Cloud services like AWS and Azure want you to use them as much as possible and buy expensive machines and services, but startups are a little less interested in financing Jeff Bezos' next rocket or Satya Nadella's next bonus. So, the Israeli startup company Zesty, which develops a service to optimize the cloud infrastructure and improve the lives of the DevOps team, announced today (Tuesday) the completion of a Series B fundraising round of $75 million. The round was led by B Capital and Sapphire Ventures, and the company's previous investors Next47 and S. Capital also participated.

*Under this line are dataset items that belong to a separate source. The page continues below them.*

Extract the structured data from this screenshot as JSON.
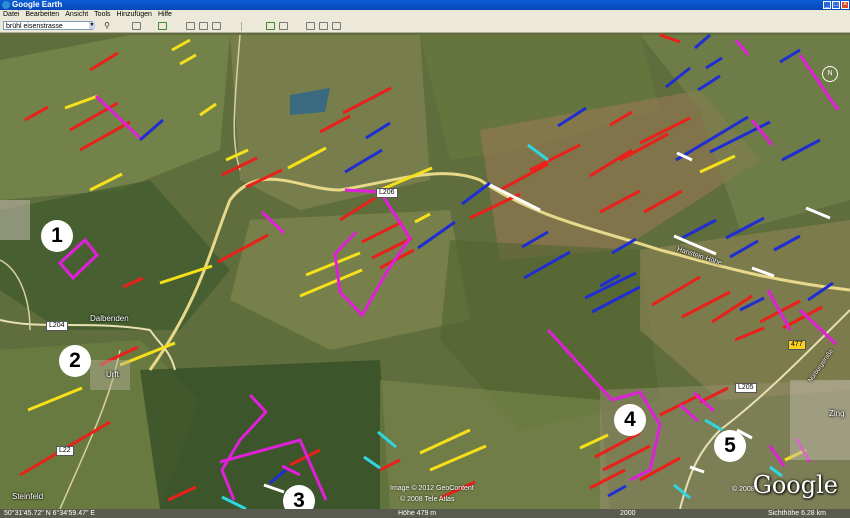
{
  "app": {
    "title": "Google Earth"
  },
  "menu": [
    "Datei",
    "Bearbeiten",
    "Ansicht",
    "Tools",
    "Hinzufügen",
    "Hilfe"
  ],
  "search": {
    "value": "brühl eisenstrasse"
  },
  "map": {
    "markers": [
      "1",
      "2",
      "3",
      "4",
      "5"
    ],
    "places": {
      "dalbenden": "Dalbenden",
      "urft": "Urft",
      "steinfeld": "Steinfeld",
      "zing": "Zing",
      "hansteinhoehe": "Hanstein-Höhe",
      "nurburgstrasse": "Nürburgstraße"
    },
    "roads": {
      "l204": "L204",
      "l206": "L206",
      "l205": "L205",
      "r477": "477",
      "l22": "L22"
    },
    "copyright1": "Image © 2012 GeoContent",
    "copyright2": "© 2008 Tele Atlas",
    "copyright3": "© 2008",
    "logo": "Google",
    "compass": "N"
  },
  "status": {
    "coords": "50°31'45.72\" N    6°34'59.47\" E",
    "altitude": "Höhe  479 m",
    "scale": "2000",
    "eye": "Sichthöhe    6.28 km"
  }
}
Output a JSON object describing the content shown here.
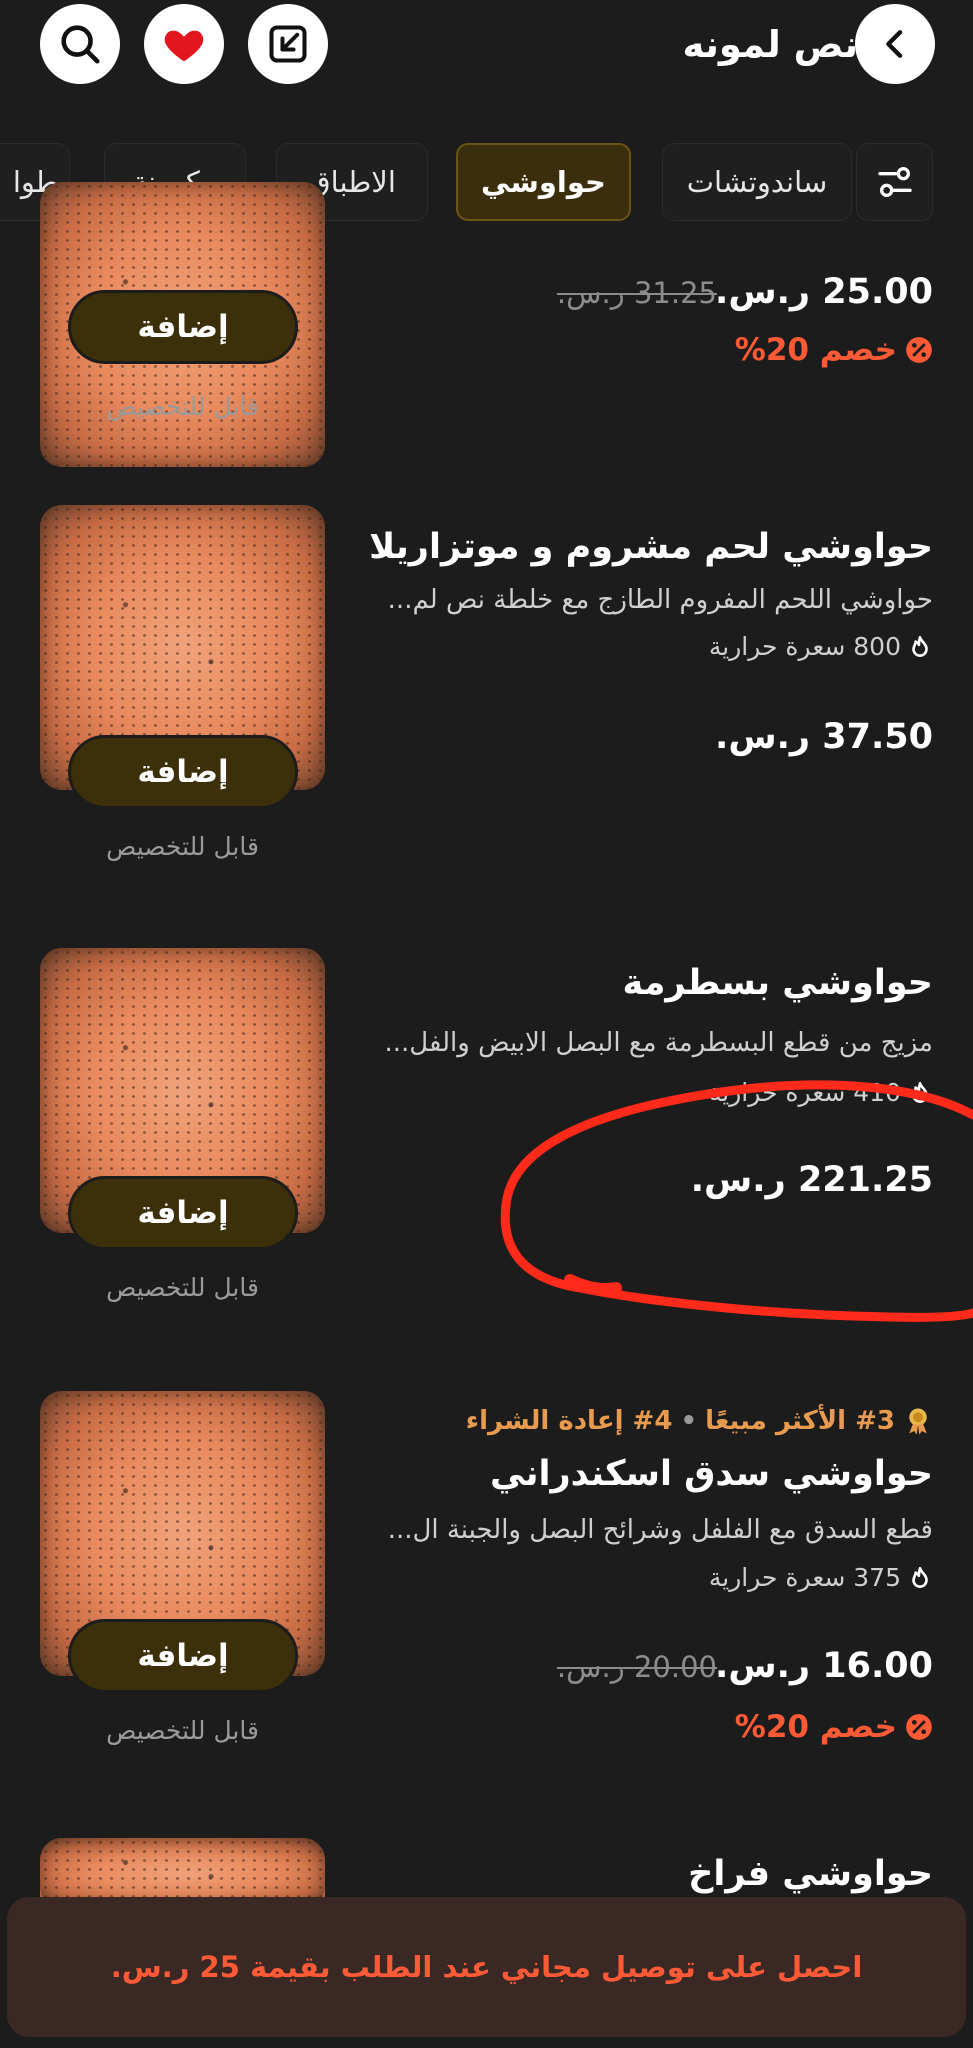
{
  "header": {
    "title": "نص لمونه",
    "icons": [
      "back-icon",
      "external-link-icon",
      "heart-icon",
      "search-icon"
    ]
  },
  "tabs": [
    {
      "label": "ساندوتشات",
      "active": false
    },
    {
      "label": "حواوشي",
      "active": true
    },
    {
      "label": "الاطباق",
      "active": false
    },
    {
      "label": "مكرونة",
      "active": false
    },
    {
      "label": "طوا",
      "active": false
    }
  ],
  "common": {
    "add_label": "إضافة",
    "customizable": "قابل للتخصيص"
  },
  "items": [
    {
      "price": "25.00 ر.س.",
      "old_price": "31.25 ر.س.",
      "discount": "خصم 20%"
    },
    {
      "name": "حواوشي لحم مشروم و موتزاريلا",
      "description": "حواوشي اللحم المفروم  الطازج مع خلطة نص لم...",
      "calories": "800 سعرة حرارية",
      "price": "37.50 ر.س."
    },
    {
      "name": "حواوشي بسطرمة",
      "description": "مزيج من قطع البسطرمة مع البصل الابيض والفل...",
      "calories": "410 سعرة حرارية",
      "price": "221.25 ر.س."
    },
    {
      "badge_best": "#3 الأكثر مبيعًا",
      "badge_reorder": "#4 إعادة الشراء",
      "name": "حواوشي سدق اسكندراني",
      "description": "قطع السدق مع الفلفل وشرائح البصل والجبنة ال...",
      "calories": "375 سعرة حرارية",
      "price": "16.00 ر.س.",
      "old_price": "20.00 ر.س.",
      "discount": "خصم 20%"
    },
    {
      "name": "حواوشي فراخ"
    }
  ],
  "banner": {
    "text": "احصل على توصيل مجاني عند الطلب بقيمة 25 ر.س."
  },
  "colors": {
    "background": "#1c1c1c",
    "accent_active_tab": "#3a2e0d",
    "add_button": "#3c300a",
    "discount": "#ff5a36",
    "badge": "#e89a4e",
    "annotation": "#ff2a1a"
  }
}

Making DevOps easier and saving you money
The Israeli startup Zesty has developed a platform capable of accessing data coming from cloud and IaaS services in real-time that then monitors the costs and efficiency of cloud environments and performs optimization operations in a completely automatic way – without any intervention from the company's infrastructure engineers. Zesty’s system studies the behaviour of the client's various applications and their changing needs when using the cloud infrastructure. "While the cloud providers know how to provide a disk with static provisioning (that is, choosing the size and IOPS at the time of creation), Zesty Disk knows how to create a dynamic file system on top of the cloud providers' disks that is native to the cloud, allowing the disk to be adapted in real-time to the changing needs of the application," said Maxim Melamedov, Zesty’s CEO and one of its founders in a conversation with us. According to the company, Zesty's system saves companies money with the help of thin-provisioning and reducing duplication (Data Deduplication), and also takes care of improving the performance and increasing the survivability of the application without the downtime and without burdening the various teams in maintenance and monitoring.

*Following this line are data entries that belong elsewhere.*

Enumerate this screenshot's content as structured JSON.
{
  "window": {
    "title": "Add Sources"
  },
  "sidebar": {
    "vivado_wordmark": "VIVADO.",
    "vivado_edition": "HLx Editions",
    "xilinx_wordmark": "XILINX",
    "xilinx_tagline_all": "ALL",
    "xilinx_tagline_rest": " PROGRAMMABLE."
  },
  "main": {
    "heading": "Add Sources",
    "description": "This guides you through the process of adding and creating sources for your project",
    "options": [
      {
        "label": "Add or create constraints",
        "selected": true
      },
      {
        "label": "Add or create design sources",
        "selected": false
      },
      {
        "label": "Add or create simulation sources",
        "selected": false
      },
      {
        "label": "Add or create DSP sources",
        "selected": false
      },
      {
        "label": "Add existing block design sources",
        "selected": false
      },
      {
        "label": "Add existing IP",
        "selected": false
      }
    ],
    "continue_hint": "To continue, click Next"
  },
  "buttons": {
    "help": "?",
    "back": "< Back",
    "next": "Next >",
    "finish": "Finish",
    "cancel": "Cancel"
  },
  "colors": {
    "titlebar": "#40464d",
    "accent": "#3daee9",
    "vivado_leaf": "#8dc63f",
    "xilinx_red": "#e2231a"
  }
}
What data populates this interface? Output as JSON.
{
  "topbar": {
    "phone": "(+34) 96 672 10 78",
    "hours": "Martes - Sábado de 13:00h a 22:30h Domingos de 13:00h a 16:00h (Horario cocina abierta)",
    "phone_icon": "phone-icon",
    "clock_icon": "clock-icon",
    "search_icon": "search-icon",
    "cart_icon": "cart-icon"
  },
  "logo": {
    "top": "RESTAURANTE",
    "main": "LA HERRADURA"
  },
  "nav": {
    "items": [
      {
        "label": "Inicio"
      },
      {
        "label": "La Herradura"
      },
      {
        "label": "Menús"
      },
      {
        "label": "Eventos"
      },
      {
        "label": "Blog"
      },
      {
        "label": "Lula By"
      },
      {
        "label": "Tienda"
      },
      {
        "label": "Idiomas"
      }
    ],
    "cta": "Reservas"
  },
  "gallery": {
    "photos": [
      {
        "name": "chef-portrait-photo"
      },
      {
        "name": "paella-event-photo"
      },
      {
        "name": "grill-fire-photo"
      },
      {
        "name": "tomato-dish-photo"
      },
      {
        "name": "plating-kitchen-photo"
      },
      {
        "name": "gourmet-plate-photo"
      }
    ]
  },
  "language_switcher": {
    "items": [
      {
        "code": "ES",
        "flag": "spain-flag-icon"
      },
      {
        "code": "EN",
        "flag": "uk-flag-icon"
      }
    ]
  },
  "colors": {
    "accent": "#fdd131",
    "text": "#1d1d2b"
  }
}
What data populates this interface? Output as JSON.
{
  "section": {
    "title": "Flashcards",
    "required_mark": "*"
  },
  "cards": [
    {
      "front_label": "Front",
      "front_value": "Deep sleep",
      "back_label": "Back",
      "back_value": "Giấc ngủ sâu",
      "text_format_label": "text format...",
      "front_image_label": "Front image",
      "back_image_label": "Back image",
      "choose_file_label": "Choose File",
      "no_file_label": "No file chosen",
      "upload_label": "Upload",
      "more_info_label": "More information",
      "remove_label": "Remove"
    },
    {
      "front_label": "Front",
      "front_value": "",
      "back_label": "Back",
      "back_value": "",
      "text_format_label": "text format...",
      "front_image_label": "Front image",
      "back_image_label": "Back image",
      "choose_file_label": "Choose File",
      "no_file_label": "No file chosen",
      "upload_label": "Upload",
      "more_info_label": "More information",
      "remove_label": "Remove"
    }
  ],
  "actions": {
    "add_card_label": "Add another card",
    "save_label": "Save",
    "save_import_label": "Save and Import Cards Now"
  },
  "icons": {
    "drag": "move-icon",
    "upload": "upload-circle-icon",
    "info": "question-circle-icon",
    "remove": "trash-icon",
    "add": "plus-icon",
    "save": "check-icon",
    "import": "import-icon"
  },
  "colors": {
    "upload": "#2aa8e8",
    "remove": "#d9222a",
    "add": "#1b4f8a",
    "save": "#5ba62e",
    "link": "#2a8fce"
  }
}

In a conversation with Geektime, Melamedov gave an example that the product they developed saved tens of thousands of dollars for Israel’s Singular Labs. "Zesty Disk has already managed to save them more than 35% in storage costs and prevented more than 20 real-time incidents, which, if it weren't for the product, would have required human intervention by Singular’s development teams," Melamedov added. According to him, the analytics company Heap saves more than a million dollars a year in AWS payments. The company, founded in 2019 by Maxim Melamedov and Alexey Baikov (CTO), has raised approximately $116 million to date, and reports that it has doubled its customers from 2021 and 2022, and tripled its revenue in less than a year – when it completed its previous fundraising in November 2021.